Manager John McGraw was convinced he could succeed with Raymond where other managers had failed. James Hopper, college football coach, turned novelist and journalist, wrote about Raymond’s first spring with the Giants in “Everybody’s Magazine:”
“’Bugs’ Raymond belongs to the old type of professional baseball player. He is a big child, thoughtless, improvident, a wonder of efficiency at his craft, but totally irresponsible outside of it. He has been pitching for several years on ‘tail-ender’ clubs—indifferently, in spite of natural gifts, because always out of condition… (McGraw) thinks he can ‘handle’ him. And he is doing so, thus wise;
“He does not let him have any money. ‘Bugs’ is married and his wife is an invalid. The contract between (The Giants) and ‘Bugs’ provides that the latter’s salary each month shall go in toto to Mrs. Raymond…Result, a perpetually penniless ‘Bugs’ living an enforced simple life.”

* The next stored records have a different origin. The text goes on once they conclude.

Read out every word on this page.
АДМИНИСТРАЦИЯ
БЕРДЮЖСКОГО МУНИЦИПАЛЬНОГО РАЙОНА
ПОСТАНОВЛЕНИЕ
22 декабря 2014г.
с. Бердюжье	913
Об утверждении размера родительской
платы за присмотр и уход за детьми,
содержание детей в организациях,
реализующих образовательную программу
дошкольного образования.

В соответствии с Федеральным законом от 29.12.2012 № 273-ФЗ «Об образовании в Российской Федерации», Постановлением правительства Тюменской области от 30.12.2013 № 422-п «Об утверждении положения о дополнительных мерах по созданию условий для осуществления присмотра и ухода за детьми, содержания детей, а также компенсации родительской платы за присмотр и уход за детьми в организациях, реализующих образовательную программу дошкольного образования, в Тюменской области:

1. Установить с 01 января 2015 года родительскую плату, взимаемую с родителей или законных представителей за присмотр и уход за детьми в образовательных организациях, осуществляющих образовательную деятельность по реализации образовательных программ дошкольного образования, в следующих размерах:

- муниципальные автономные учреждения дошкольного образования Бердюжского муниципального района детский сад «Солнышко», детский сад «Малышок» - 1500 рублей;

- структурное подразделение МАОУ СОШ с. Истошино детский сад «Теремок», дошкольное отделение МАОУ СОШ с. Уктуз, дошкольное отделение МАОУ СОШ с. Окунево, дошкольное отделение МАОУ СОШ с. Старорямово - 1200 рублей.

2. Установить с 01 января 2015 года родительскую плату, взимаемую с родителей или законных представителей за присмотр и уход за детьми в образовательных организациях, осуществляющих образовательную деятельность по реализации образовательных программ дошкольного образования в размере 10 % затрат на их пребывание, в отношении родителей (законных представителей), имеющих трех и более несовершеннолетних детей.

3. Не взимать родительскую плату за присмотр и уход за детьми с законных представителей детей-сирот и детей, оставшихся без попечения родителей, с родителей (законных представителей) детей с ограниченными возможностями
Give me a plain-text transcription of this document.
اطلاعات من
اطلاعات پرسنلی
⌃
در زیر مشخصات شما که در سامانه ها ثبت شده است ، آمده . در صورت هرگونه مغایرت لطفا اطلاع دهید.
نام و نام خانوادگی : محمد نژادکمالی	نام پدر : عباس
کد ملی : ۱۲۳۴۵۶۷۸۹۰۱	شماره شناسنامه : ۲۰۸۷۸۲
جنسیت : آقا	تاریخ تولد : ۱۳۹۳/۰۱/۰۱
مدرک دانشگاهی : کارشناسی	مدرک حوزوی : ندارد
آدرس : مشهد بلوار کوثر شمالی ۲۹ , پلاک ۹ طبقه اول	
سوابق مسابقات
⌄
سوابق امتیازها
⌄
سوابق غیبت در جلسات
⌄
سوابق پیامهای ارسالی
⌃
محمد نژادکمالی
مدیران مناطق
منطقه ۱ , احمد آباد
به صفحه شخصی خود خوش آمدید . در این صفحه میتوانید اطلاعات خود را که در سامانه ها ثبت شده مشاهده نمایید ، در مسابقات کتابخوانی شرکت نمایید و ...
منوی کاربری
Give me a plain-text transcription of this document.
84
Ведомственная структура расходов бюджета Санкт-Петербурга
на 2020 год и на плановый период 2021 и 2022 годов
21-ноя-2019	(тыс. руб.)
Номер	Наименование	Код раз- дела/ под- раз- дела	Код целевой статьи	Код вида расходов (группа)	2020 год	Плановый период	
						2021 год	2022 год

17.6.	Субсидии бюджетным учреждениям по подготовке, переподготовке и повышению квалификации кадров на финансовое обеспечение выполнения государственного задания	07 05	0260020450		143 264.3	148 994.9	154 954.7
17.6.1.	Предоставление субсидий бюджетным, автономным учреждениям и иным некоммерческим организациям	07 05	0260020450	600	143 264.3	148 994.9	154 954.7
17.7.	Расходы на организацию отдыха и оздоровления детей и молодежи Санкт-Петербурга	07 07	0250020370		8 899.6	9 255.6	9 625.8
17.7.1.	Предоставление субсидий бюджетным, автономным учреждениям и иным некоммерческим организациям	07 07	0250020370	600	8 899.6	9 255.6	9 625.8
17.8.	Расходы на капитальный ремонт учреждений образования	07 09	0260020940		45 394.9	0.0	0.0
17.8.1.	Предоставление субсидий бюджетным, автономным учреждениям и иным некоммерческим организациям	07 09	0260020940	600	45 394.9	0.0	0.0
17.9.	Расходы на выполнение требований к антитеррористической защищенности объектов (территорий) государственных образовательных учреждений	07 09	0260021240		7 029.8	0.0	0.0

As a result, Hopper said Raymond had behaved and “gradually regained the lithe lines of an athlete,” during the spring in Marlin Texas.
And, six weeks into the 1909 season, it appeared McGraw’s strategy was working. Raymond won five of his first seven decisions for a team that was 17-17 at the end of May.
Most of what was written about Raymond that season was superficial; many of the stories apocryphal, nearly all of them portrayed him as a simple-minded clown. One exception was a profile written in May by Sid Mercer of The New York Globe—it remains one of the only articles about Raymond that doesn’t reduce him to a caricature:
“It isn’t necessary to introduce Mr. Arthur Raymond. Everybody knows the Human Insect. He’s the easiest fellow to get acquainted with that you ever met. Just at present, he is the leading pitcher of the Giants, although that is not much of an honor, considering the position of the team. However, the Chicago citizen is delivering the goods in large packages…Raymond is one of the great pitchers of the country, yet he does not take baseball seriously.
“He never has got over being a boy, although he is close to 30-years old. He gets lots of amusement out of the ordinary things of life and of course, his escapades are usually exaggerated. But do not take the eccentric twirler for a simple fellow. Raymond has no use for money except to spend it, but he is nevertheless fairly well educated, and when his mind turns to serious thoughts he is quite a different person than the fans imagine he is.
“’I may be crazy,’ he once remarked. ‘but I ain’t as crazy as Rube Waddell, and I’m no fool.’
“While it cannot be said on good authority that Raymond is a total abstainer, yet he seldom pitches a bad game. Whatever his faults or weaknesses he earns the salary that is paid to him. His rollicking disposition long ago developed in him a distaste for the accumulation of wealth, so the most of his salary goes to Mrs. Raymond and three children ([sic] Raymond had just one child) in Chicago, while Bugs gets along on a little and has just as good a time as if he handled it all.
“Raymond was originally a pressman on a Chicago newspaper and he has already visited the press rooms of most of the New York papers. There is nothing of uppish about him and the pressmen are all strong for him…With the bleacherites Raymond is a big favorite. He is one player who likes to talk baseball to the fans, and his disposition is one that makes friends. The big fellow is big hearted and generous and there isn’t a mean streak in him.”
Raymond did not finish the 1909 season with the Giants. He was 18-12 with a 2.47 ERA in mid-September when he left the club, or was asked to leave, or left by mutual agreement, depending on the source.
He was said to be tending bar in New York in late September—but that story is questionable as most contemporary accounts say he was with the Giants when they arrived in Pittsburgh on September 27 and returned to his home in Chicago on September 29. He told The Chicago Daily News:
“I was fined again and again and suspended until I couldn’t stand it any longer. My salary for the year was $4500 but McGraw fined me $1700 on one pretext or another, so I’ve got only $2800 for my work this year.
“I was unjustly suspended a short time ago, and this was the last straw. McGraw didn’t seem inclined to give me a chance to work, and so I quit the team and came home to Chicago. I may pitch a few games here for some local teams.”
McGraw tried and failed two more times with Raymond—he was 10-15 in 1910 and ’11 with the Giants. He was dead 15 months after his final game with New York.